Она прошли сквозь ряд слабо освещенных комнат и вступили в детскую Габриели. Там в богатой колыбели, на розовых подушках покоилась глубоким сном невинности малютка. Две няньки подошли со свечами, когда Эмилия с Глинским приближались к колыбели. Дитя лежало, разметав ручки; в одной была игрушка, подаренная Глинским на прощанье: она не хотела и на ночь с нею расстаться. Долго смотрел Глинский на спокойный сон милой малютки, потом наклонился, поцеловал ее в голову и благословил по русскому обыкновению тремя крестами.

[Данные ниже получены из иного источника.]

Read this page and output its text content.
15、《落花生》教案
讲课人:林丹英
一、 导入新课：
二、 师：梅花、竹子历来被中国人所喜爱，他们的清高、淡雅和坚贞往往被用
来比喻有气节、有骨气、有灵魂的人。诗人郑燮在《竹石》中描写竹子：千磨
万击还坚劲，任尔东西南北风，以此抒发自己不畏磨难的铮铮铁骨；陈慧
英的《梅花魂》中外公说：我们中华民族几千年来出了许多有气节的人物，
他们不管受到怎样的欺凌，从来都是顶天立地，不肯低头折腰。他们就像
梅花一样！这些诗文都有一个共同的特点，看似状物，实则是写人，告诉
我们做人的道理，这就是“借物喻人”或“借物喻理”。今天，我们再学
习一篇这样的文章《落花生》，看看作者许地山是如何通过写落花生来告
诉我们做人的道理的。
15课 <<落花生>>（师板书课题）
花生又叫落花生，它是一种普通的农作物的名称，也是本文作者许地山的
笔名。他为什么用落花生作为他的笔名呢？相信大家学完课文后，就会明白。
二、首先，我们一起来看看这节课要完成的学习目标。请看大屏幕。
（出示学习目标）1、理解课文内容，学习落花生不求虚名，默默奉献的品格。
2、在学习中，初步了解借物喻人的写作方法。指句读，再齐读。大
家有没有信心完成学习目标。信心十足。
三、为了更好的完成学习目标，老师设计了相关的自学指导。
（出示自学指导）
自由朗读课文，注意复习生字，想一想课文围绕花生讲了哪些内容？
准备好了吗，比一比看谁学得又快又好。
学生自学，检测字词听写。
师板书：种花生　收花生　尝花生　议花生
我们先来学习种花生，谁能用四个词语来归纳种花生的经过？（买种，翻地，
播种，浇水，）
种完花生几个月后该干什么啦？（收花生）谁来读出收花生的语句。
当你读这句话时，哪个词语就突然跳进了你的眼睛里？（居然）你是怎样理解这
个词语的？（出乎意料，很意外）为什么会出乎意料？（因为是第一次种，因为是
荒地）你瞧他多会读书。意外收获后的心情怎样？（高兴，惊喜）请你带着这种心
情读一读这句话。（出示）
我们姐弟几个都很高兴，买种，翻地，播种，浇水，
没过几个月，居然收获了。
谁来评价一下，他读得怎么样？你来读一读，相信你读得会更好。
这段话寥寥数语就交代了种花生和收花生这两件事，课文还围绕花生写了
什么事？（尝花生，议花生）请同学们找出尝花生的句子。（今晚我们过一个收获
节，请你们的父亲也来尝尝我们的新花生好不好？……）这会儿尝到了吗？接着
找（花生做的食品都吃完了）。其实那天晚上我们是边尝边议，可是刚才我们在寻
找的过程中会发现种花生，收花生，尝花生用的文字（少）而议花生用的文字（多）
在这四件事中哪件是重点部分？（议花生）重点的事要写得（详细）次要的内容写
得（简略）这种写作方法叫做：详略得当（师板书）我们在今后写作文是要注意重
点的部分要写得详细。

Эта минута была торжественна: обе няньки рыдали. Глинский был тронут до глубины души; одна Эмилия не плакала, – но лихорадочная дрожь пробегала по ее членам: она принуждена была держаться за стул.
Поцелуй, яркий блеск свеч перед глазами спящей Габриели пробудили ее: она села и в удивлении осматривала околостоящих; тонкая рубашечка спустилась, большие черные полусонные глаза медленно переходили с одной фигуры на другую; милый румянец детского сна играл на ее здоровых щеках, – как различен бывает взрослый человек после сна с дитятею!
– Глинский! – сказала она, протягивая к нему ручонки, – зачем ты здесь?
Он взял ее на руки:
– Я пришел проститься с тобою, милая Габриель, – сказал он.
– А куда ты едешь?
– К своей маменьке, друг мой.
– Не езди!.. Габриель не хочет, чтоб ты ехал!..
– Но маменька твоя не хочет, чтоб я оставался.